Wednesday, December 10, 2008

The Joy of Ex(cel)*

excel
Here comes a real nerd confession.

I hate to say it, but sometimes it feels really good to get a nice spreadsheet going. I've somehow become "the guy who knows a lot about Excel" among the Japanese 201 T.A.s, and honestly, I must say, it feels pretty good to known as a person with these skills.

We do some pretty cool stuff with our spreadsheet, not just tracking grades, but having it calculate percentages, and percentages of percentages of their total grades, having the spreadsheet automatically drop their lowest two scores, fun stuff like that. I like copying formulas. I like using "Paste Special." I like formatting the number of decimal places that are to be displayed. It's just fun. But I didn't always feel this way. Oh no.

I used to HATE Excel. Back when I worked at HappiCo, (now-defunct Indiana-based Japanese automotive parts supplier that had a horrible, ironic name) the Japanese guys I worked with loved Excel. They would brag about how they were black belts in Excel. They actually had cards they carried around showing that they had passed this certain level of Excel certification. I thought this was weird, and this is probably what initially made me weary of spreadsheets. I was all like "It's just a bunch of numbers, who cares?"

The thing is, for them, spreadsheets were for so much more than just numbers. Spreadsheets were a way of life. The Japanese guys at HappiCo would use Excel for things that had nothing to do with numbers. They would use it to make flowcharts, to make signs telling people not to do stuff, for birthday cards for their daughters, whatever. As a creative type, this annoyed/amused me to no end. In my mind I tried to develop theories as to how this related to Japanese culture.

"They like things that can fit into compartments." "They like the columns and rows because it reminds them of the small apartments they live in." "The compartments are regular, like the syllables** in their language." "They like rules that don't have exceptions, just like their language." "All of the cells react to each other in harmony, it fits in well with their notion of wa (和)."

Anyway, I carried this distant philosophical curiosity/actual disdain for spreadsheets with me up until I started teaching Japanese here at IU. A few years earlier, I had a few positive run-ins with numbers, such as using numbers to learn about acoustics in audio recording, using numbers in Max/MSP, using numbers to count how many bananas I had, etc. It was learning Max/MSP in particular that really turned me on to the power of number manipulation, there was something about it that jived with the way that I think. So when it came time to work with the spreadsheets, I decided to think of it as being like Max/MSP, and it kind of made it fun. Instead of patch cord lines, you would just refer to a cell's number to link it up. Instead of objects, you just write some formula that tells it what to do. Suddenly, I was starting to feel the magic of spreadsheets.

You know how when you learned math in high school and they told you that the parenthesis mean "do me first." And then everyone laughed because the teacher just said "do me." Well, it turns out that parenthesis stuff is actually important. You say "I'll never have to use this stuff in real life" but then it turns out that you do! It's totally classic.

So now I am left loving spreadsheets, partly because people tell me I'm good at them, and partly because I actually feel like I am good at them.

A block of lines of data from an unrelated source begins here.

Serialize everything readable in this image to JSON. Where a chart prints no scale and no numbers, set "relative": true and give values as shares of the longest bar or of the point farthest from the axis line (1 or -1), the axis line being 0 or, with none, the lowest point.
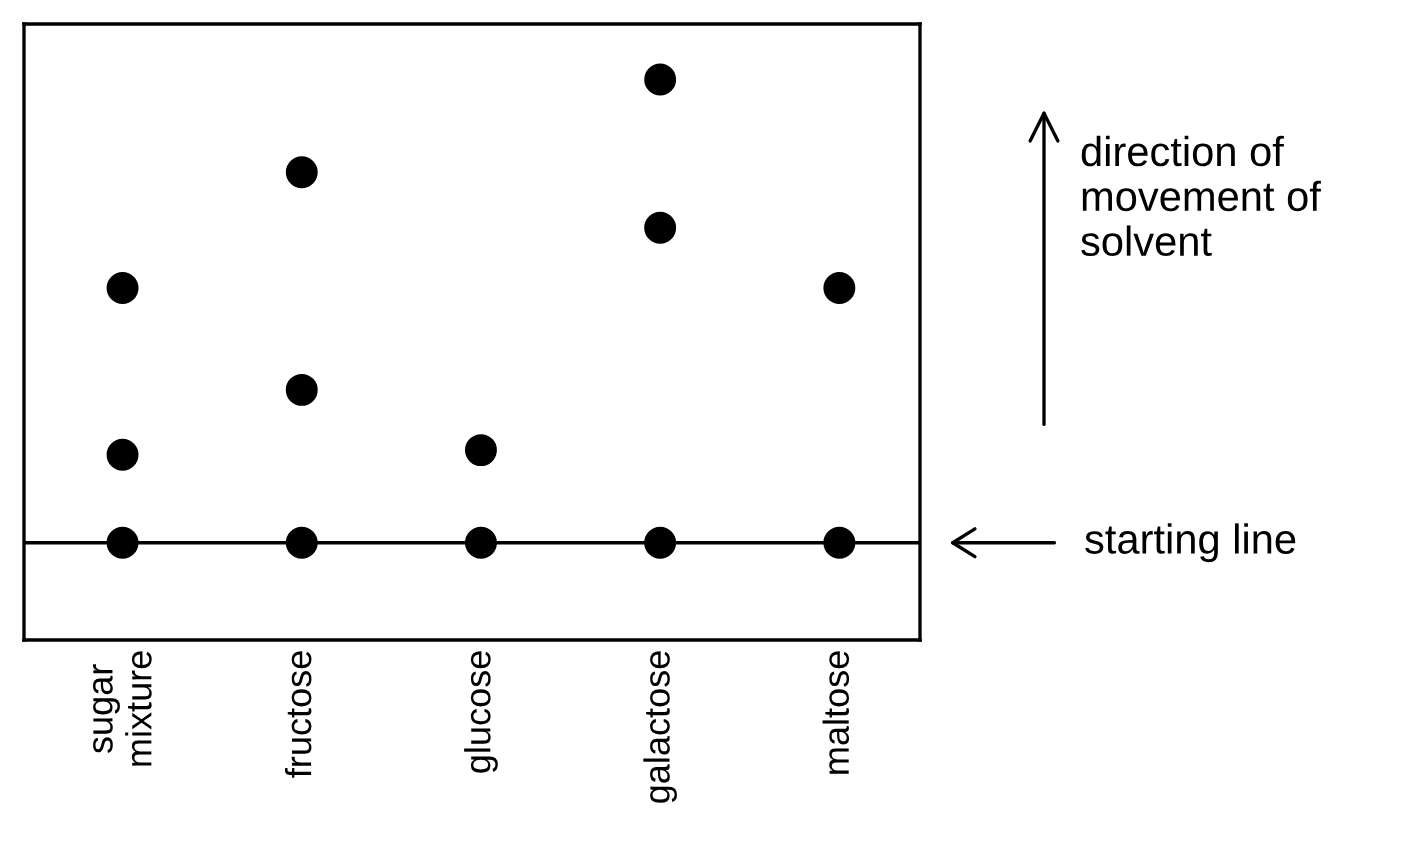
{
  "chart_data": {
    "type": "scatter",
    "relative": true,
    "categories": [
      "sugar mixture",
      "fructose",
      "glucose",
      "galactose",
      "maltose"
    ],
    "series": [
      {
        "color": "#000000",
        "values": [
          0,
          0,
          0,
          0,
          0
        ]
      },
      {
        "color": "#000000",
        "values": [
          0.19,
          0.33,
          0.2,
          0.68,
          0.55
        ]
      },
      {
        "color": "#000000",
        "values": [
          0.55,
          0.8,
          null,
          1,
          null
        ]
      }
    ],
    "marker": "circle",
    "grid": false,
    "tick_labels": "x",
    "ref_lines": [
      {
        "axis": "y",
        "value": 0,
        "label": "starting line",
        "color": "#000000"
      }
    ],
    "annotations": [
      "direction of movement of solvent"
    ]
  }
}
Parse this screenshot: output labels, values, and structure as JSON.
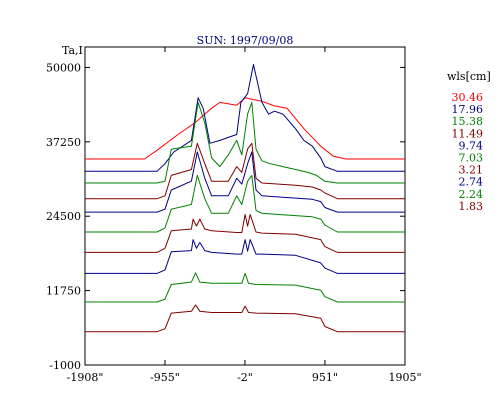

They are quite handy. But does this mean that I have become one of them? Am I a total square? Luckily the answer to these questions has been manifest in several internet-famous forms in the last couple of months. Spreadsheets have been experiencing a real renaissance of cool (or is it just a naissance?). There's art made with Excel, an AC/DC video done in Excel, a Thanksgiving calculator spreadsheet, or you can even do cellular automata on a spreadsheet. The spreadsheet is really getting the rock star treatment. It's ok.


* And I use the word Excel to mean all spreadsheets, the same way that Kleenex refers to all facial tissue or ProTools is used to refer to all recording software.

** I know, I know, they're not syllables, they're mora.

5 comments:

rachel said...

For the Excel proletariat, would you mind explaining what "Paste Special" does? I haven't gotten much farther than merging cells.

Kino said...

pivot table love. regression analysis is also way fun.

hey, i'm loving the new record, about 5 songs in now. where can i order an lp?

davor said...
This comment has been removed by the author.
davor said...

I love excel too! I used it to organize the department I ran at work during the spring and summer, and I too became known as an Excel dude.

Thought I must admit I was literally crestfallen when I saw that someone else beat me to Excel art (I mean it, my cube neighbor was like dude, your crest just fell). I thought I thunk that up on my own like in June or something. Fudge.

ey0t said...

you can write a love letter with excel, too.